The Voice's Yellow Journalism

| 11 Nov 2014 | 10:06

    But in such a charged atmosphere, the Mayor's accusers in the media should be careful of their own inflammatory rhetoric. A new low in simpleminded editorial grandstanding was reached last week by, not surprisingly, the Village Voice, in its front-page editorial. Ostensibly a call for the resignation of Howard Safir, it was a cynical excuse to milk some easy "outrage" from kneejerk readers, and an ugly exercise in yellow journalism.

    The untruths began in the first sentence: "With another black guy deposited in the gutter, courtesy of New York's spiraling blue-on-black crime rate..." The copy went on to call the NYPD "Glock crazy" and "a department packed with trigger-happy pistoleros," offer the canard that Giuliani "gets his jollies from a spot of racial unrest," and so on.

    NYPD officers have killed four unarmed black men in the last 13 months, and have used excessive force on others, like Abner Louima. These are clear facts, of concern to everyone from Amnesty International to the man in the street?everyone, it seems, but the Mayor and Commissioner Safir. But by what possible statistical analysis did the Voice come up with a "spiraling blue-on-black crime rate"? A few spectacular and troubling cases notwithstanding, all the statistics available indicate that police shootings, fatal and nonfatal, have decreased significantly in New York City in recent years, and that the rates here are far below those in other major cities, including L.A., Philadelphia, Miami and Atlanta. As the Daily News noted in a well-reasoned editorial this Sunday, "There were 41 fatal police shootings in 1990, compared with 11 last year. That's the lowest incidence since records have been kept." Even Amnesty International concedes as much. But it's easier for the Voice and others in the media, like Newsday pundit Ellis Henican, to move copies by pandering to dangerous racial hysteria.

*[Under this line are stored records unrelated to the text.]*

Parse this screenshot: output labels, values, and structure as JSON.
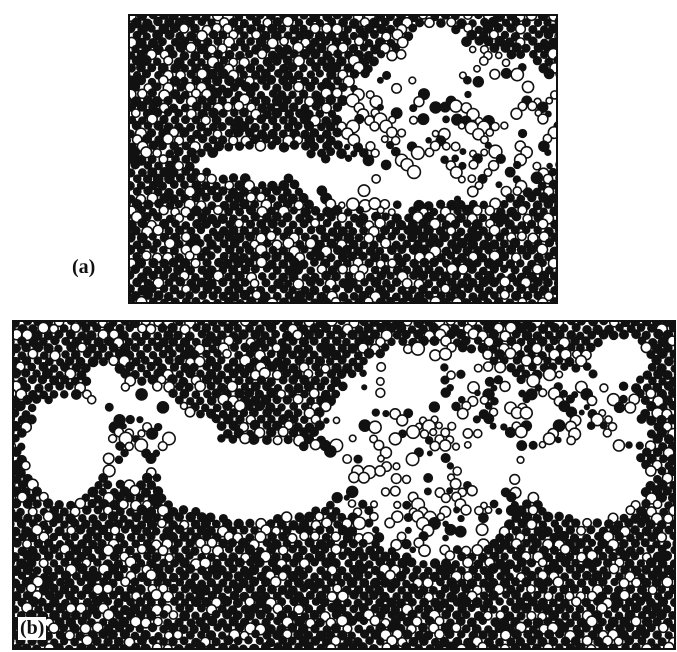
{
  "figure": {
    "panels": [
      {
        "label": "(a)",
        "description_color": "#111111"
      },
      {
        "label": "(b)",
        "description_color": "#111111"
      }
    ],
    "colors": {
      "atom": "#111111",
      "background": "#ffffff",
      "void": "#ffffff"
    }
  }
}
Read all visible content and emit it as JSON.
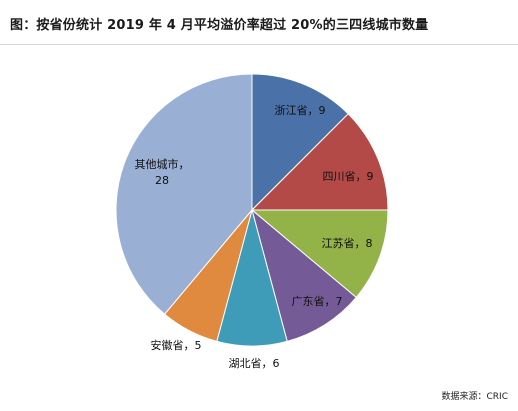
{
  "chart_data": {
    "type": "pie",
    "title": "图：按省份统计 2019 年 4 月平均溢价率超过 20%的三四线城市数量",
    "slices": [
      {
        "name": "浙江省",
        "value": 9,
        "label": "浙江省，9",
        "color": "#4a72a8"
      },
      {
        "name": "四川省",
        "value": 9,
        "label": "四川省，9",
        "color": "#b34a47"
      },
      {
        "name": "江苏省",
        "value": 8,
        "label": "江苏省，8",
        "color": "#93b247"
      },
      {
        "name": "广东省",
        "value": 7,
        "label": "广东省，7",
        "color": "#745b97"
      },
      {
        "name": "湖北省",
        "value": 6,
        "label": "湖北省，6",
        "color": "#3f9cb8"
      },
      {
        "name": "安徽省",
        "value": 5,
        "label": "安徽省，5",
        "color": "#e08a3f"
      },
      {
        "name": "其他城市",
        "value": 28,
        "label_lines": [
          "其他城市，",
          "28"
        ],
        "color": "#9aafd4"
      }
    ],
    "source": "数据来源：CRIC"
  }
}
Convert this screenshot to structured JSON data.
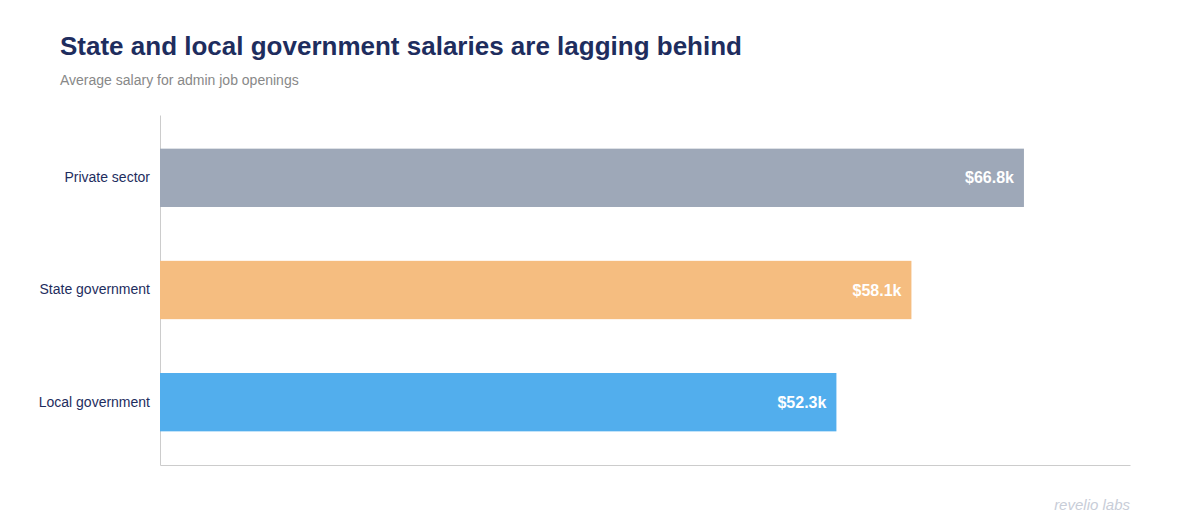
{
  "chart_data": {
    "type": "bar",
    "orientation": "horizontal",
    "title": "State and local government salaries are lagging behind",
    "subtitle": "Average salary for admin job openings",
    "annotations": [
      "revelio labs"
    ],
    "categories": [
      "Private sector",
      "State government",
      "Local government"
    ],
    "values": [
      66.8,
      58.1,
      52.3
    ],
    "value_labels": [
      "$66.8k",
      "$58.1k",
      "$52.3k"
    ],
    "colors": [
      "#9EA8B8",
      "#F5BD80",
      "#52AEED"
    ],
    "xlim": [
      0,
      75
    ],
    "data_labels": true,
    "tick_labels": "y",
    "grid": false
  }
}
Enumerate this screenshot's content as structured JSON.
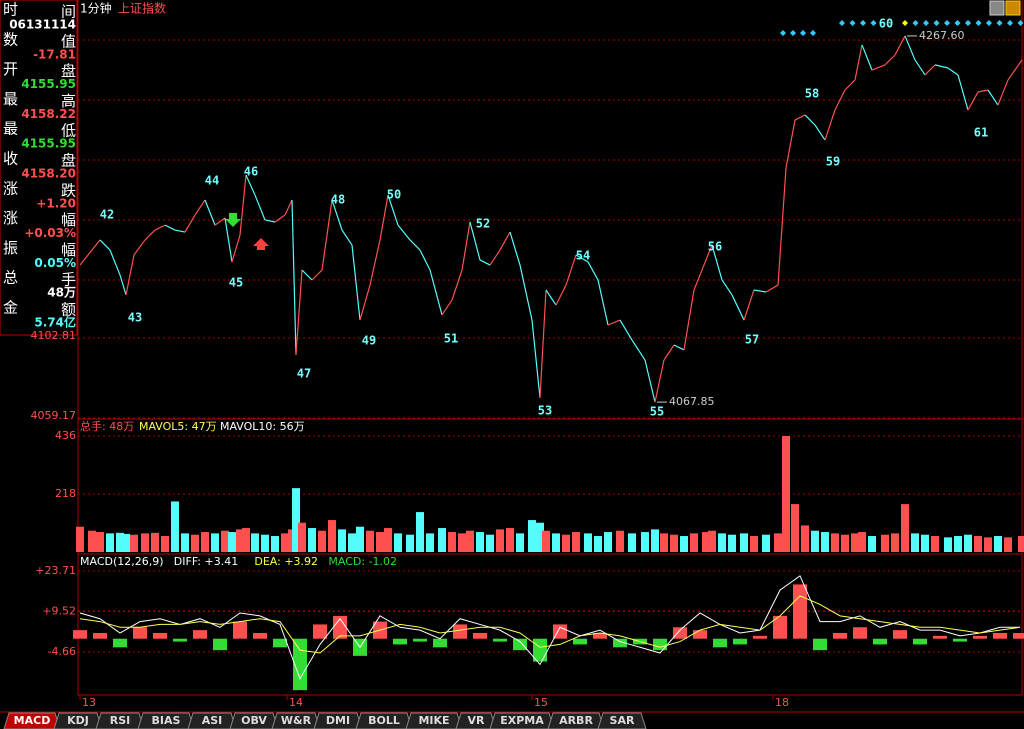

    "Blue-on-black crime" is a misleading image in other ways. The crucial problem in the Dorismond killing, as in many cases of cops tangling with citizens in questionable circumstances, is precisely that Officer Vasquez and his colleagues were not in blue; had they been identifiable as police officers, the confrontation wouldn't have occurred as it did. The case screams for a serious review of the department's undercover policies.

    It's also interesting that Officer Vasquez was not mentioned by name in that Voice editorial, for the obvious reason that it's the wrong kind of name: a cop with a Latino name?a person "of color," the Voice would say under any other circumstances?ruins the traditional picture of racist white cops murdering innocent black citizens. Easier to ignore the Latino cop who did the shooting and shift your focus to his painfully white bosses. Ah, that's it. Back on familiar high ground.